AMP Capital environmental, social and governance (ESG) head, Ian Woods, has resigned after more than 20 years with the business.
Woods moves to niche advisory firm, Chronos, as climate change and sustainable investment specialist Australia and New Zealand.
Chronos chief, Rory Sullivan, said in a statement that Wood’s “experience, long-standing commitment and contribution to global sustainable investment [have] marked him out as an agent of change in the sector”.
“There are few specialists with Ian’s far-reaching coverage of the asset class spectrum, in the context of responsible investment,” Sullivan said.
In addition to his pioneering sustainable investing work with AMP Capital Woods founded the Australia/New Zealand Investor Group on Climate Change (IGCC).
Meanwhile, boutique Australian manager Maple-Brown Abbott (MBA) also updated its ESG team last week, hiring Emma Pringle as stand-in head the unit.

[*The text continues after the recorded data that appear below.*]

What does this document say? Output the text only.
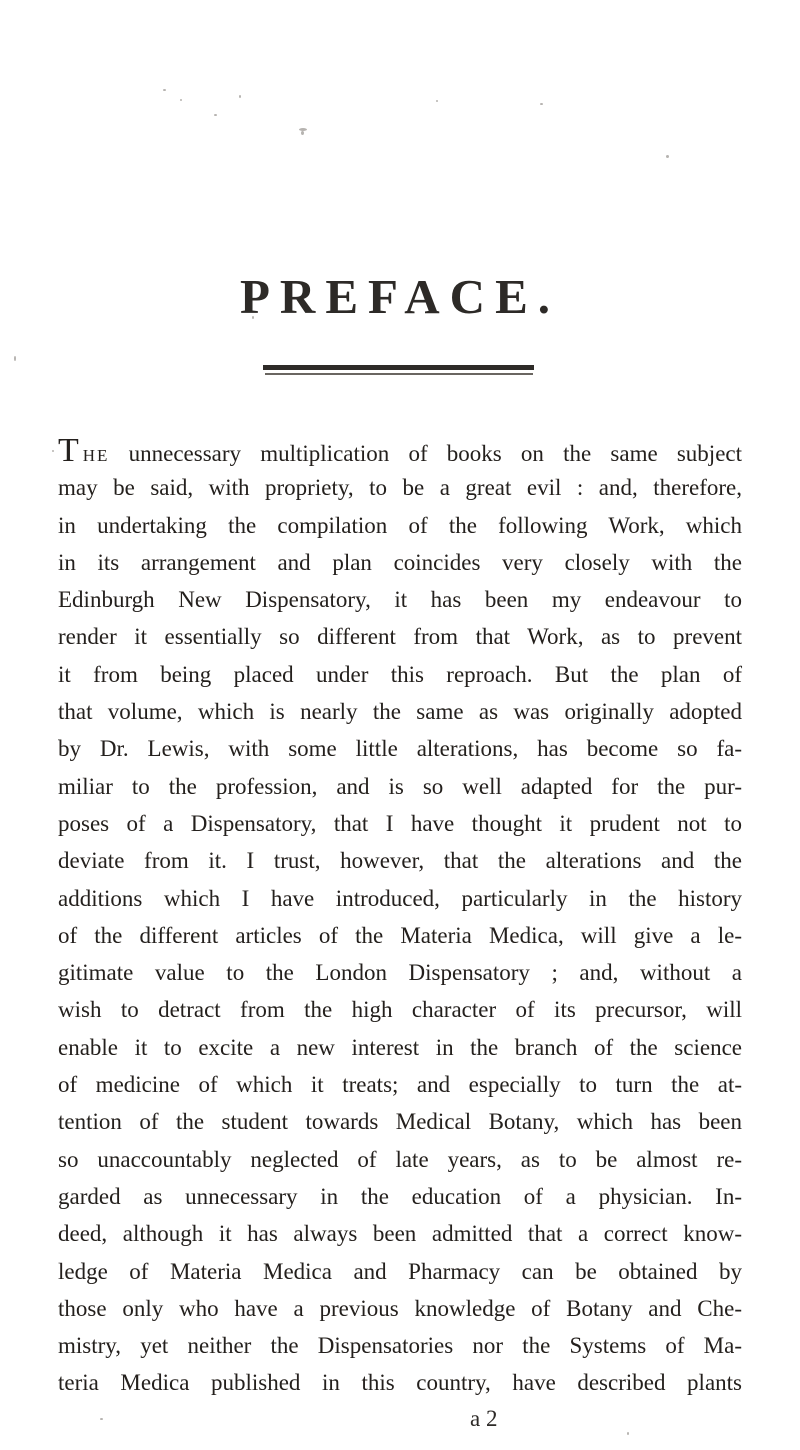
PREFACE.
THE unnecessary multiplication of books on the same subject
may be said, with propriety, to be a great evil : and, therefore,
in undertaking the compilation of the following Work, which
in its arrangement and plan coincides very closely with the
Edinburgh New Dispensatory, it has been my endeavour to
render it essentially so different from that Work, as to prevent
it from being placed under this reproach. But the plan of
that volume, which is nearly the same as was originally adopted
by Dr. Lewis, with some little alterations, has become so fa-
miliar to the profession, and is so well adapted for the pur-
poses of a Dispensatory, that I have thought it prudent not to
deviate from it. I trust, however, that the alterations and the
additions which I have introduced, particularly in the history
of the different articles of the Materia Medica, will give a le-
gitimate value to the London Dispensatory ; and, without a
wish to detract from the high character of its precursor, will
enable it to excite a new interest in the branch of the science
of medicine of which it treats; and especially to turn the at-
tention of the student towards Medical Botany, which has been
so unaccountably neglected of late years, as to be almost re-
garded as unnecessary in the education of a physician. In-
deed, although it has always been admitted that a correct know-
ledge of Materia Medica and Pharmacy can be obtained by
those only who have a previous knowledge of Botany and Che-
mistry, yet neither the Dispensatories nor the Systems of Ma-
teria Medica published in this country, have described plants
a 2
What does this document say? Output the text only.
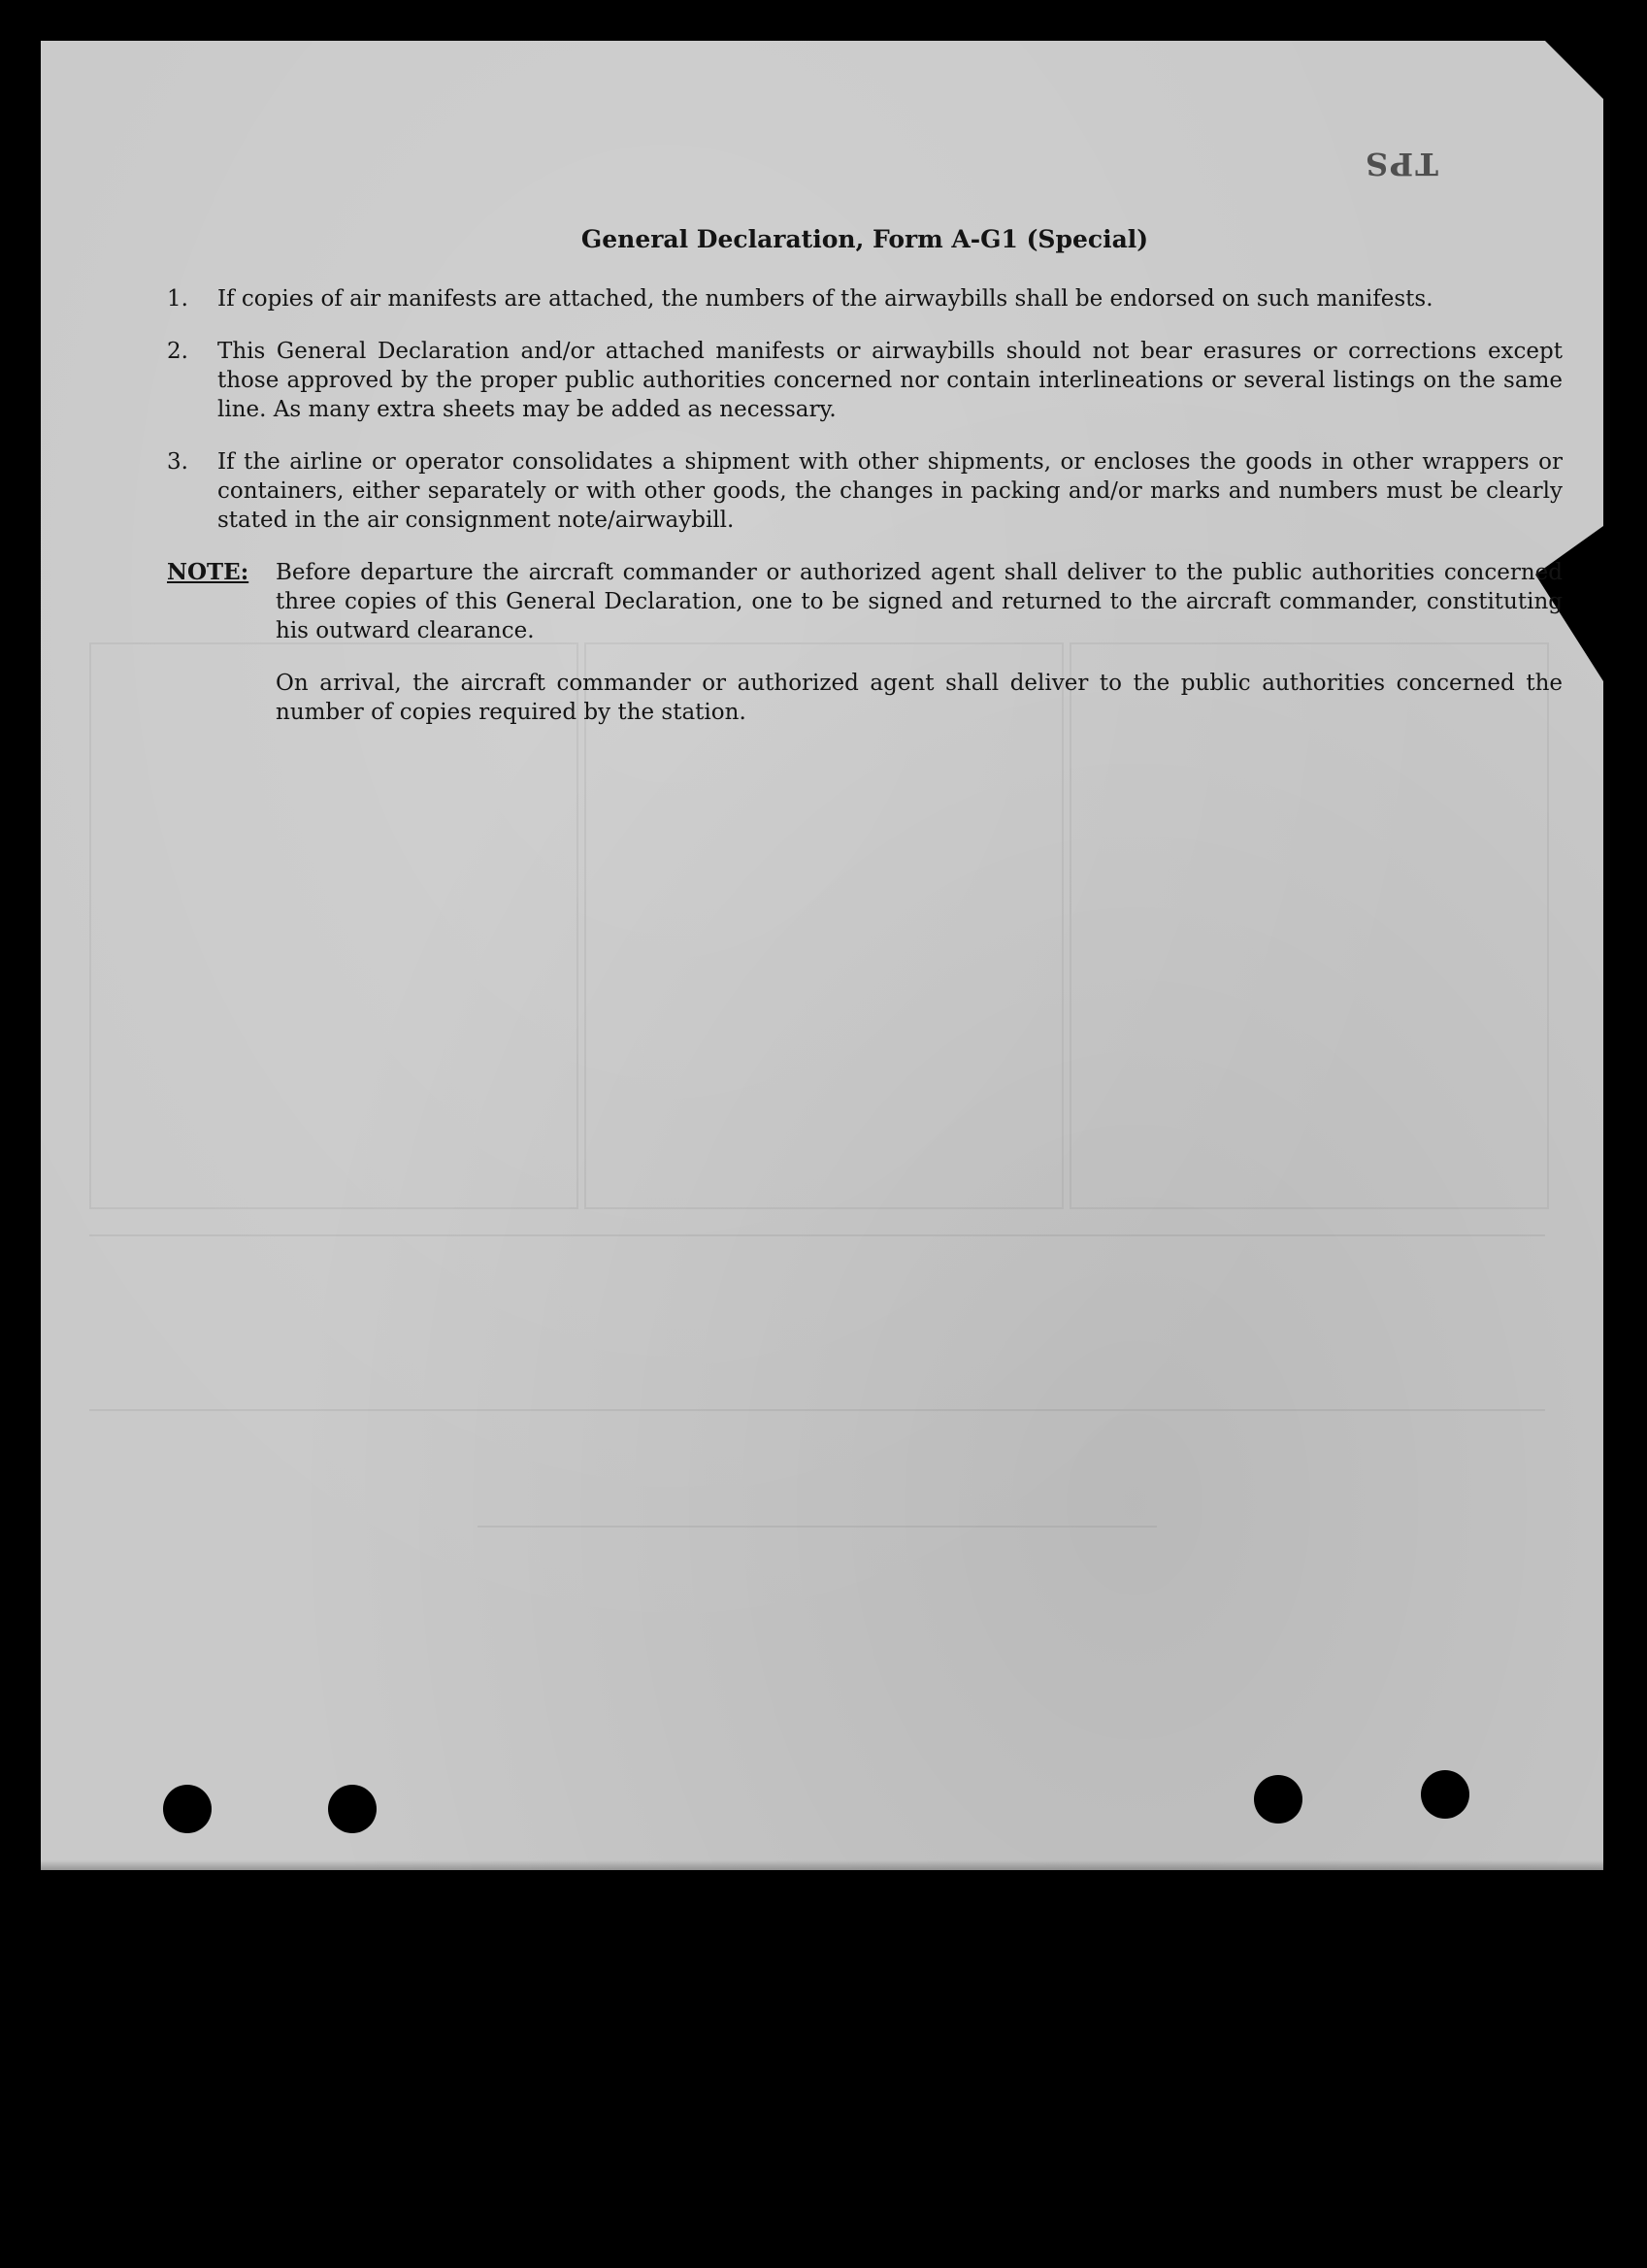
TPS
General Declaration, Form A-G1 (Special)
1.	If copies of air manifests are attached, the numbers of the airwaybills shall be endorsed on such manifests.
2.	This General Declaration and/or attached manifests or airwaybills should not bear erasures or corrections except those approved by the proper public authorities concerned nor contain interlineations or several listings on the same line. As many extra sheets may be added as necessary.
3.	If the airline or operator consolidates a shipment with other shipments, or encloses the goods in other wrappers or containers, either separately or with other goods, the changes in packing and/or marks and numbers must be clearly stated in the air consignment note/airwaybill.
NOTE:	Before departure the aircraft commander or authorized agent shall deliver to the public authorities concerned three copies of this General Declaration, one to be signed and returned to the aircraft commander, constituting his outward clearance.

On arrival, the aircraft commander or authorized agent shall deliver to the public authorities concerned the number of copies required by the station.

Pringle, former BT Australia head of customer governance and sustainability, will cover incumbent MBA head of ESG, Natasha McKean, who is on maternity leave.
MBA investments chief, Garth Rossler, said: “As a value manager in Australian and Asian equities with a long term investment horizon, responsible investment is an integral part of our decision-making and in particular our position as a long only, long term investor engaging with the Board and management of portfolio companies.”
Pringle is also the co-chair of the Australian Sustainable Finance Initiative (ASFI) working group on meeting community and consumer expectations.
Again on-trend with ESG, former GMO Australia head of business development, Derana Brewis, has launched a new cross-Tasman third-party marketing business with climate-related financial data firm Four Twenty Seven as foundation client.
Four Twenty Seven is an affiliate of global ratings firm Moody’s.
In a release, Brewis, also a BT alumni, said: “I think Australians and New Zealanders generally appreciate that climate change cannot be ignored and that climate change analysis is increasingly critical to making informed investment and business decisions.
“Given this, I am excited to help bring Four Twenty Seven’s climate risk data and unique analysis to financial stakeholders across Australia and New Zealand.”
In other trans-Tasman news, the National Australia Bank-owned wealth management house, JB Were, named Sally Auld as chief investment officer.
Auld comes to JB Were from JP Morgan where she was managing director and head of Australasian fixed income. She replaces Jane Wright who exited the firm earlier this year.
In a release, JB Were chief, Justin Grenier, said: “Attracting a professional of Sally’s calibre is a coup for JBWere and more importantly our clients – it reinforces our focus on delivering market-leading insights and broadening our proprietary investment capability.”
JB Were has about 30 authorised financial advisers in NZ as well as an investment strategy team led by former Nikko Asset Management head of equities, Rickey Ward.
Elsewhere, the revitalised online publication, BusinessDesk, has scooped up three new journalists as it continues to expand operations. Last year Milford Asset Management founder, Brian Gaynor, took a stake in the company ahead of transforming the long-standing NZ specialist news agency into a full-blooded online business-focused publication. Last week, BusinessDesk named two Stuff staff – business editor, Rebecca Stevenson and senior data journalist, Andy Fryers – among the new hires, growing the reporting team numbers above 10.